I do mathematics as a hobby very recently got into set theory. I quickly decided to approach the topic from the lens of mathematical logic. Here is the book that I am using.
I tried to give a very detailed proof of the following simple proposition that there a exists a unique empty set. The reason why I wrote out so much in my proof is because I wanted to make sure I grasped all concepts correctly. However, I am not sure whether that is the case.
Specifically, I am not sure whether my idea that a set is the interpretation of a variable in an $\mathcal{M}-$structure is correct.

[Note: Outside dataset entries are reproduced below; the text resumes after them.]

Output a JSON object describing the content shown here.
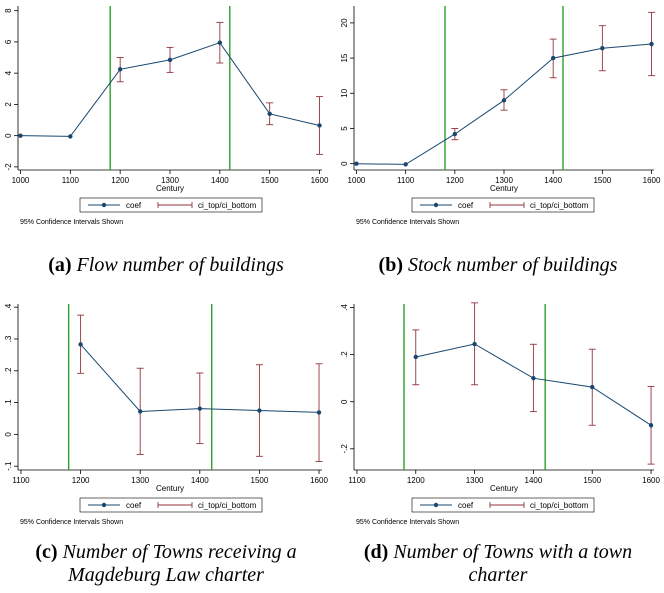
{
  "chart_data": [
    {
      "type": "line",
      "caption_label": "(a)",
      "caption_text": "Flow number of buildings",
      "xlabel": "Century",
      "note": "95% Confidence Intervals Shown",
      "legend": [
        "coef",
        "ci_top/ci_bottom"
      ],
      "legend_position": "bottom",
      "xticks": [
        "1000",
        "1100",
        "1200",
        "1300",
        "1400",
        "1500",
        "1600"
      ],
      "yticks": [
        "-2",
        "0",
        "2",
        "4",
        "6",
        "8"
      ],
      "xlim": [
        995,
        1605
      ],
      "ylim": [
        -2.2,
        8.3
      ],
      "vlines": [
        1180,
        1420
      ],
      "series": [
        {
          "x": [
            1000,
            1100,
            1200,
            1300,
            1400,
            1500,
            1600
          ],
          "coef": [
            0.0,
            -0.05,
            4.25,
            4.85,
            5.95,
            1.4,
            0.65
          ],
          "ci_top": [
            null,
            null,
            5.0,
            5.65,
            7.25,
            2.1,
            2.5
          ],
          "ci_bottom": [
            null,
            null,
            3.45,
            4.05,
            4.65,
            0.7,
            -1.2
          ]
        }
      ]
    },
    {
      "type": "line",
      "caption_label": "(b)",
      "caption_text": "Stock number of buildings",
      "xlabel": "Century",
      "note": "95% Confidence Intervals Shown",
      "legend": [
        "coef",
        "ci_top/ci_bottom"
      ],
      "legend_position": "bottom",
      "xticks": [
        "1000",
        "1100",
        "1200",
        "1300",
        "1400",
        "1500",
        "1600"
      ],
      "yticks": [
        "0",
        "5",
        "10",
        "15",
        "20"
      ],
      "xlim": [
        995,
        1605
      ],
      "ylim": [
        -0.9,
        22.4
      ],
      "vlines": [
        1180,
        1420
      ],
      "series": [
        {
          "x": [
            1000,
            1100,
            1200,
            1300,
            1400,
            1500,
            1600
          ],
          "coef": [
            0.0,
            -0.1,
            4.2,
            9.0,
            15.0,
            16.4,
            17.0
          ],
          "ci_top": [
            null,
            null,
            5.0,
            10.5,
            17.7,
            19.6,
            21.5
          ],
          "ci_bottom": [
            null,
            null,
            3.4,
            7.6,
            12.2,
            13.2,
            12.5
          ]
        }
      ]
    },
    {
      "type": "line",
      "caption_label": "(c)",
      "caption_text": "Number of Towns receiving a Magdeburg Law charter",
      "xlabel": "Century",
      "note": "95% Confidence Intervals Shown",
      "legend": [
        "coef",
        "ci_top/ci_bottom"
      ],
      "legend_position": "bottom",
      "xticks": [
        "1100",
        "1200",
        "1300",
        "1400",
        "1500",
        "1600"
      ],
      "yticks": [
        "-.1",
        "0",
        ".1",
        ".2",
        ".3",
        ".4"
      ],
      "xlim": [
        1095,
        1605
      ],
      "ylim": [
        -0.112,
        0.41
      ],
      "vlines": [
        1180,
        1420
      ],
      "series": [
        {
          "x": [
            1200,
            1300,
            1400,
            1500,
            1600
          ],
          "coef": [
            0.283,
            0.072,
            0.081,
            0.075,
            0.069
          ],
          "ci_top": [
            0.375,
            0.208,
            0.193,
            0.219,
            0.222
          ],
          "ci_bottom": [
            0.192,
            -0.063,
            -0.029,
            -0.069,
            -0.085
          ]
        }
      ]
    },
    {
      "type": "line",
      "caption_label": "(d)",
      "caption_text": "Number of Towns with a town charter",
      "xlabel": "Century",
      "note": "95% Confidence Intervals Shown",
      "legend": [
        "coef",
        "ci_top/ci_bottom"
      ],
      "legend_position": "bottom",
      "xticks": [
        "1100",
        "1200",
        "1300",
        "1400",
        "1500",
        "1600"
      ],
      "yticks": [
        "-.2",
        "0",
        ".2",
        ".4"
      ],
      "xlim": [
        1095,
        1605
      ],
      "ylim": [
        -0.29,
        0.415
      ],
      "vlines": [
        1180,
        1420
      ],
      "series": [
        {
          "x": [
            1200,
            1300,
            1400,
            1500,
            1600
          ],
          "coef": [
            0.19,
            0.245,
            0.1,
            0.062,
            -0.1
          ],
          "ci_top": [
            0.305,
            0.42,
            0.244,
            0.223,
            0.065
          ],
          "ci_bottom": [
            0.072,
            0.072,
            -0.042,
            -0.1,
            -0.265
          ]
        }
      ]
    }
  ]
}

Below the proposition and my proof:
$\textbf{Proposition 9.1.2.}$ There exists a unique set with no elements.
$\textit{Proof.}$ Let $\mathcal{L}$ be the language of set theory, and let $\mathcal{M}$ be an $\mathcal{L}-$structure that satisfies $Axioms_{ZFC}.$ If no such $\mathcal{M}-$structure exists, we are done vacuously.
[Before we continue with our proof, we want want to explain why we did not explicitly define a variable assignment $s: Var \longrightarrow M$ (where $M$ is the universe of $\mathcal{M}$) for our $\mathcal{M}-$structure. Note that all axioms in ZFC are sentences, and therefore have no free variables. This implies that all variables are either bound or do not occur in our sentence. Hence, if an $\mathcal{M}-$structure can fulfill the ZFC axioms it is independent of a truth assignment $s.$
However, we technically still have to show that $s: Var \longrightarrow M$ exists. We know that $Var$ is infinite, and because $M \not= \emptyset$ by definition, there must exist such function. With these insights at hand, we can continue with our proof.]

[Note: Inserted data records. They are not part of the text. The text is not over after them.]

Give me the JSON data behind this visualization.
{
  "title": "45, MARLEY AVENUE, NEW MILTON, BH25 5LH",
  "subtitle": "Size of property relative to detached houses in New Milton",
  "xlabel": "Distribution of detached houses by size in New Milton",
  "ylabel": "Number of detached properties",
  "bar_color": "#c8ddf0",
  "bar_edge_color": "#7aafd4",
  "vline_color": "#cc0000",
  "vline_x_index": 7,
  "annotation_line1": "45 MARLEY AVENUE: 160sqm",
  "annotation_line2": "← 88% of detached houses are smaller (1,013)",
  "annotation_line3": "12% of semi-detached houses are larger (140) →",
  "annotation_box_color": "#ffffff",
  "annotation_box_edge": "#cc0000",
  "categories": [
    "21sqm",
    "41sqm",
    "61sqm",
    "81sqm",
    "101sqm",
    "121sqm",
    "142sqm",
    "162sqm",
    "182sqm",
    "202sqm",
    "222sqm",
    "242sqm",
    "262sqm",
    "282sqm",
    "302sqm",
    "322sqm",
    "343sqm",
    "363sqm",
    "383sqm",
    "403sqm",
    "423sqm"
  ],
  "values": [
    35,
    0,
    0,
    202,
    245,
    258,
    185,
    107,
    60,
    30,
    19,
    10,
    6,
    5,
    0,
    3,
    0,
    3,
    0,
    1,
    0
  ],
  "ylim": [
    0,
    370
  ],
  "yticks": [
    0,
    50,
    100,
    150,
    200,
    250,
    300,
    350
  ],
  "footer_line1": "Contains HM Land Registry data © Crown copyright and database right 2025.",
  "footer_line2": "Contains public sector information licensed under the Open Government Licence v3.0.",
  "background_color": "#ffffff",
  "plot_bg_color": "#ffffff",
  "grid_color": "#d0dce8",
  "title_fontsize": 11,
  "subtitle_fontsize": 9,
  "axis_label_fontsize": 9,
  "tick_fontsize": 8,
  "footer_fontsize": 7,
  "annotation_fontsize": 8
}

Because we assume that $\mathcal{M}$ satisfies $Ax_{ZFC},$ we can use the Axiom of Schema Separation that states that \begin{align*} \forall \vec{p} \ \forall y \ \exists z \ \forall x(x \in z \Longleftrightarrow (x \in y \land \varphi(x, y, \vec{p})). \end{align*} For our intentions, we define the formula $\varphi(x, y, \vec{p})$ to be $x \not= x.$ Using the Axiom of Schema Separation, the expression then simplifies to \begin{align*} \forall y \ \exists z \ \forall x(x \in z \Longleftrightarrow (x \in y \land x \not= x)) \end{align*} where we replaced $\varphi(x, y, \vec{p})$ with $x \not= x$ and removed $\forall \vec{p}$ from the beginning of the formula. We are allowed to do the latter because $\vec{p}$ do not occur in our formula.

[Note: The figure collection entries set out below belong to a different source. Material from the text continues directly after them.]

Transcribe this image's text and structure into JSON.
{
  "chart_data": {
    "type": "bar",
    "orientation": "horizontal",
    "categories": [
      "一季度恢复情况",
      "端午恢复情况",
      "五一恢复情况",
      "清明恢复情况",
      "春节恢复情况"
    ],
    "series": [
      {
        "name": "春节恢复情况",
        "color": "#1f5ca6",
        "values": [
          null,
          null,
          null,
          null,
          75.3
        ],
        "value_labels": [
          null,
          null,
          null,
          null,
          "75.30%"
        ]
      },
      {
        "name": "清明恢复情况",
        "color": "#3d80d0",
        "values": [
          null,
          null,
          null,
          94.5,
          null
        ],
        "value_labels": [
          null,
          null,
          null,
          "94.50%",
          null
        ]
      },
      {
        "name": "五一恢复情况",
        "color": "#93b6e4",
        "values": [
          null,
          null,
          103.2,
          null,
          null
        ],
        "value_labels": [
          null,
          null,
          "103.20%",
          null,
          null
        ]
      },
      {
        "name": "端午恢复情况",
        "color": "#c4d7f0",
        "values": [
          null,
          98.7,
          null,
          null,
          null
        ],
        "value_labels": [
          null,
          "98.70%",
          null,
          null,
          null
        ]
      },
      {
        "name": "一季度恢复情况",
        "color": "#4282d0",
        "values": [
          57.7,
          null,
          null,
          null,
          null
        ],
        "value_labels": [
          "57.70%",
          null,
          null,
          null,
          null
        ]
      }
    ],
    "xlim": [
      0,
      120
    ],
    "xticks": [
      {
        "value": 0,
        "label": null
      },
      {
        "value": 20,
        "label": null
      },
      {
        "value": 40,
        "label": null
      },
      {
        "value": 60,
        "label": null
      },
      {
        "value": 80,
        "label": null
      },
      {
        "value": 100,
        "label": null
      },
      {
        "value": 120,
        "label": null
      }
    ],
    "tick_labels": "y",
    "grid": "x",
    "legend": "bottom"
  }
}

Now, let $y$ be an arbitrary interpretation in $\mathcal{M},$ then there exists an interpretation of $z$ in $\mathcal{M}$ such that that interpretation is a set which is empty. This is because for any $\mathcal{M}-$structure, the evaluation of the formula $x \not= x$ is true if and only if $s(x) \not= s(x).$ However, this is never true for the binary relation $=.$
Together, we have that there exists an interpretation of $z$ in $\mathcal{M}$ that is a set and empty.
To show uniqueness, we will use the Axiom of Extensionality which says that \begin{align*} \forall x \ \forall y (\forall w(w \in x \Longleftrightarrow w \in y) \longrightarrow x = y). \end{align*} For our intentions, let $x, y \in Var$ be such that their interpretation in $\mathcal{M}$ is a set that is empty. We showed that such set(s) must exist above. Further, let $w \in Var,$ then the Axiom of Extensionality says that \begin{align*} \forall w(w \in x \Longleftrightarrow w \in y) \longrightarrow x = y. \end{align*} Because no $w \in Var$ with $w \in x$ or $w \in y$ can exist ($x, y$ are empty), we have that $x = y$ vacuously.
Hence, the empty set is unique.
I would greatly appreciate any tips that would breakdown where I went wrong.
EDIT: As mentioned in the comments, I now do realise that the part "Because no $w \in Var$ with $w \in x$ or $w \in y$ ..." does not make sense because $w$ is a syntactic variable whereas $w \in x$ is a semantic expression. Could this not simply be fixed by replacing it with "Because there exists no interpretation of the variable $w$ in $\mathcal{M}$ such that $w \in x$ or $w \in y$ ...."?